Littérature: « Harena », une plongée introspective signée Elie Ramanakavana

Dans le paysage littéraire malgache contemporain, une voix singulière s’élève, à la fois avec force et discrétion : celle d’Elie Ramanakavana. Poète reconnu, journaliste culturel et chroniqueur littéraire, il franchit aujourd’ hui un cap décisif avec la publication de son premier roman, « Harena » (fortune).

Avec ce premier ouvrage, l’auteur ne livre pas simplement une histoire, mais propose une véritable expérience intérieure. « Quand on écrit un roman, on cherche dans sa propre solitude la réponse à une question que l’on ignore », confie-t-il. C’est précisément dans cet espace d’incertitude que
« Harena » prend racine, un territoire où les certitudes vacillent, où les récits que l’on se construit sont interrogés, parfois fissurés. Le roman pose ainsi une question essentielle : quelle histoire élaborons-nous sur nous-mêmes, et à quel moment devient-elle une illusion corrosive ?

Dans un contexte marqué par des tensions sociales et des bouleversements politiques, notamment à Madagascar, le texte résonne avec une intensité particulière. Sans jamais se revendiquer comme un roman engagé au sens classique, « Harena » dialogue pourtant avec le réel. Il interroge sur les récits collectifs, les traumatismes répétés, et ce « cercle vicieux de nos narrations » qui enferme aussi bien les individus que les nations.

Un style audacieux et polyphonique

Sur le plan stylistique, Elie Ramanaka­vana opte pour une structure polyphonique. Les voix s’y entremêlent, se répondent, parfois se confondent. « Parce que tous, nous sommes des voix. Tous, nous sommes multiples tout en étant un seul », explique-t-il. Cette construction confère au roman une dimension presque musicale, une chorale intérieure dans laquelle le lecteur est invité à trouver sa propre résonance.
Les personnages, loin de se limiter à de simples figures narratives, s’inscrivent dans une démarche symbolique. Inspirés du réel mais volontairement stylisés, ils deviennent des incarnations de vérités plus larges. A travers eux se dessine une humanité fragmentée, en quête de sens.
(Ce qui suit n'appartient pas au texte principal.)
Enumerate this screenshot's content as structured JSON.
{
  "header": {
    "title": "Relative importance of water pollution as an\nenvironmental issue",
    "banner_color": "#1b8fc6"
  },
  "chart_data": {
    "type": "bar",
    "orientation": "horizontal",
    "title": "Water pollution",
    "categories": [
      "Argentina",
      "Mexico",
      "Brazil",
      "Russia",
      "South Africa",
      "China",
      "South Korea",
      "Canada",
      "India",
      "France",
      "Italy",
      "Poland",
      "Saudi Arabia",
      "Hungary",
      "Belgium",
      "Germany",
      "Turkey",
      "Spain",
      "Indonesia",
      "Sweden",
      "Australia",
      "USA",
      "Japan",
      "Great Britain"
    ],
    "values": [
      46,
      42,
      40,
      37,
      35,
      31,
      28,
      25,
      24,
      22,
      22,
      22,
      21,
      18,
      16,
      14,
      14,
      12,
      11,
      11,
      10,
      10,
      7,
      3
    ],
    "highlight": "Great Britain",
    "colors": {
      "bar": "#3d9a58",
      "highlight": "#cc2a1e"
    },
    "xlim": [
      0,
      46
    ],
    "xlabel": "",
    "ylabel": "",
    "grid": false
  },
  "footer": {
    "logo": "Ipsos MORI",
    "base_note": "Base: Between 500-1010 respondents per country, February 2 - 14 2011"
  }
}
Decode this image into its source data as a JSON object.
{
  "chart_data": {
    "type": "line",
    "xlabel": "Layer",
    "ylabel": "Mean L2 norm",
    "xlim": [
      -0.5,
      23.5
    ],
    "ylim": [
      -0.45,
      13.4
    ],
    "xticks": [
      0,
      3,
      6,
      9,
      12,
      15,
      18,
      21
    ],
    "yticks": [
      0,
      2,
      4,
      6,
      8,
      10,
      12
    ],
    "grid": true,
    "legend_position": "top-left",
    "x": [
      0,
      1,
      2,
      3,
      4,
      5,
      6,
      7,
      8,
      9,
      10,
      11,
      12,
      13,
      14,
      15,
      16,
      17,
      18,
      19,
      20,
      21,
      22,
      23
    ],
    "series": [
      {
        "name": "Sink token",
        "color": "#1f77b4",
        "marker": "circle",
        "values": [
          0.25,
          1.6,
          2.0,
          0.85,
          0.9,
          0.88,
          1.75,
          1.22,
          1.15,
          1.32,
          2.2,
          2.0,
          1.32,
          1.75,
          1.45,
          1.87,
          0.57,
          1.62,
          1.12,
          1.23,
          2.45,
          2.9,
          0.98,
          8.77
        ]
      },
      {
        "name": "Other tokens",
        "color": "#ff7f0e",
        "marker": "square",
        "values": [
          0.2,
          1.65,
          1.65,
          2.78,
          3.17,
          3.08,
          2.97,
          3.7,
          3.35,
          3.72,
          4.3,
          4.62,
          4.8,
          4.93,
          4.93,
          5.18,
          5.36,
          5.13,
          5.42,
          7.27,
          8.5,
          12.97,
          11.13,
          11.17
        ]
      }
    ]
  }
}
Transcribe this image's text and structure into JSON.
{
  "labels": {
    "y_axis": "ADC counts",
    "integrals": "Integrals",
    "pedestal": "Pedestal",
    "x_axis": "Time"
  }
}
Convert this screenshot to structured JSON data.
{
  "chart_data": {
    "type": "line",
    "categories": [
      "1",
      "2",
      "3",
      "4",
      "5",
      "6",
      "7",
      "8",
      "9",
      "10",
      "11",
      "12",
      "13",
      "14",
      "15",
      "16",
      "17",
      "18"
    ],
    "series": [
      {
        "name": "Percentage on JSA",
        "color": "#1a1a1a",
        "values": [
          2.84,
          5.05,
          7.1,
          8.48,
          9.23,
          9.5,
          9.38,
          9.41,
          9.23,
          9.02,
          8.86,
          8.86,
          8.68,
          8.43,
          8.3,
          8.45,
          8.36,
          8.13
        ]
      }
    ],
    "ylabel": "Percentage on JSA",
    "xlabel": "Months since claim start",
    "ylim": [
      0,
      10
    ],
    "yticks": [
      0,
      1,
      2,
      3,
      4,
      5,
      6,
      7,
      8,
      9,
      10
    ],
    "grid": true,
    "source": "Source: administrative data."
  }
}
Une littérature ouverte au lecteur

Au-delà de sa forme et de ses thèmes, « Harena » affirme une vision forte de la littérature. Pour son auteur, écrire ne consiste pas à imposer un message, mais à ouvrir un espace. « Une histoire racontée n’appartient pas à celui qui raconte, mais à celui qui écoute », souligne-t-il. Chaque
lecteur est ainsi libre d’y projeter ses propres interrogations, d’y reconnaître des questionnements déjà présents en lui, parfois de manière inconsciente. Cette posture traduit une conception exigeante et moderne de l’écriture. Il s’agit d’une littérature qui n’apporte pas de réponses toutes faites, mais éclaire les zones d’ombre.

Lauréat de la résidence d’écriture francophone Afrique 2026 et invité au Salon du livre africain à Paris, Elie Ramanakavana s’impose comme une figure montante de la scène littéraire francophone. Avec « Harena », il signe une entrée remarquable dans le roman, fidèle à son univers poétique et tournée vers les grandes interrogations de notre époque.